Le Conseil constitutionnel est saisi, par plus de soixante députés, d'un recours dirigé contre la loi portant mesures urgentes à caractère fiscal et financier, qui a été adoptée le 22 octobre 1997 par l'Assemblée nationale. Seul est contesté l'article 2 de ce texte, qui réforme le régime fiscal applicable aux plus ou moins-values à long terme réalisées par les entreprises soumises à l'impôt sur les sociétés. Cet article 2 prévoit que le régime des plus ou moins-values à long terme cesse de s'appliquer aux cessions des éléments de l'actif immobilisé réalisées par ces entreprises au cours des exercices ouverts à compter du 1er janvier 1997. Le régime spécifique des plus-values à long terme demeure toutefois applicable, d'une part, aux cessions d'actions ou de parts de sociétés revêtant le caractère de titres de participations, ainsi que de certaines parts de fonds communs de placement à risque ou de sociétés de capital risque détenues par l'entreprise depuis au moins cinq ans, d'autre part, aux concessions de licences d'exploitation de brevets ou d'éléments brevetables. Désormais, le résultat de la cession des éléments de l'actif immobilisé sera pris en compte dans le résultat imposable dans les conditions et au taux de droit commun de l'impôt sur les sociétés. A l'encontre de cet article, les auteurs de la saisine font valoir plusieurs moyens qui appellent, de la part du Gouvernement, les observations suivantes.

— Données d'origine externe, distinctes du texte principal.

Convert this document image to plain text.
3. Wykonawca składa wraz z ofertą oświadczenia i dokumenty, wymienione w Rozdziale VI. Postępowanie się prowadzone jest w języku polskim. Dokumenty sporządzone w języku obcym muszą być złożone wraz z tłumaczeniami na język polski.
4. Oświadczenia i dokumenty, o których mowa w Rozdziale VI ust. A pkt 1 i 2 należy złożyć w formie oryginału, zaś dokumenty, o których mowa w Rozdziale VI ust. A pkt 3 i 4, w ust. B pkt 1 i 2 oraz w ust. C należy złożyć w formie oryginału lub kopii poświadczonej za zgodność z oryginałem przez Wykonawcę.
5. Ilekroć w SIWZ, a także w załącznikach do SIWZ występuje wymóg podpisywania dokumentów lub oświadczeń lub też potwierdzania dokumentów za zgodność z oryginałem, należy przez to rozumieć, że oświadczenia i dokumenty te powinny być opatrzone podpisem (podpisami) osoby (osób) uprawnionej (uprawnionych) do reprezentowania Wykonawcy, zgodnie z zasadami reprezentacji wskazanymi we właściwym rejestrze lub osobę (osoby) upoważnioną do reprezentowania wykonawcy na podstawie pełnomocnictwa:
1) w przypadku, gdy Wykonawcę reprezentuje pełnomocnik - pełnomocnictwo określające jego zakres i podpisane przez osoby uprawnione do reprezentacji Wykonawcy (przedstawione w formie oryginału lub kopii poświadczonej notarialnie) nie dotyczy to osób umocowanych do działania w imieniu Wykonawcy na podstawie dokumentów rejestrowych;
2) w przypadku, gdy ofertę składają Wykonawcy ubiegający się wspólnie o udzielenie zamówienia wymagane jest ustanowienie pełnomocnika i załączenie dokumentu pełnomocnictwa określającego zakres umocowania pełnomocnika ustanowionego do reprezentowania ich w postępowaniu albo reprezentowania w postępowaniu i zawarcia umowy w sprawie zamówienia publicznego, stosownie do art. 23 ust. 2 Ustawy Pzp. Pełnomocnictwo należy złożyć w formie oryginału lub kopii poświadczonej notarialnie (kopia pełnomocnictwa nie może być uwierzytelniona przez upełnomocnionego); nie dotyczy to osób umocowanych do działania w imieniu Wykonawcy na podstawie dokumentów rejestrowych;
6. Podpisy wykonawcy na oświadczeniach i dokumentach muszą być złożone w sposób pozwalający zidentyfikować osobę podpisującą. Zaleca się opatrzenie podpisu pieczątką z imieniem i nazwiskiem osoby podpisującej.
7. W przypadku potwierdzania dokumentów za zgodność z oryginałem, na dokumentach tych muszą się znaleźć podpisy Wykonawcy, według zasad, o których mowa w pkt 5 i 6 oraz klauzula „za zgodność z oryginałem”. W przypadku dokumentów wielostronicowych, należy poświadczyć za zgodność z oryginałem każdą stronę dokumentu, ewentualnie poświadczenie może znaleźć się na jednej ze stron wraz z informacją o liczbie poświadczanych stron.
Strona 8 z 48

I. - Sur le respect d'un principe dit " de sécurité juridique "
A. - Pour contester la réforme opérée par l'article 2 du texte déféré, les requérants se prévalent d'un principe dit " de sécurité juridique ", qui aurait, selon eux, valeur constitutionnelle et aurait été méconnu en l'espèce. Ce principe devrait, selon la saisine, se déduire du droit à la sûreté énoncé par la Déclaration de 1789 et être aujourd'hui rangé au nombre des exigences constitutionnelles. En matière fiscale, il conduirait à faire une distinction entre les règles régissant l'imposition des revenus courants et celles applicables à des revenus ponctuels, tels que ceux constitués notamment par les cessions d'un élément de patrimoine privé ou professionnel, ces dernières étant réalisées en fonction des dispositions fiscales en vigueur au jour de la décision. Selon les requérants, une " rétroactivité aussi brutale " devrait reposer sur une nécessité impérieuse, dont ils estiment qu'elle n'est pas établie en l'espèce. En résumé, les dispositions critiquées remettraient en cause " la confiance que peuvent et doivent avoir les contribuables dans les lois de la République ".
B. - Le Conseil constitutionnel ne pourra faire sienne cette argumentation. 1. La thèse suivant laquelle de telles dispositions se heurteraient à un " principe de sécurité juridique " est dépourvue de fondement juridique.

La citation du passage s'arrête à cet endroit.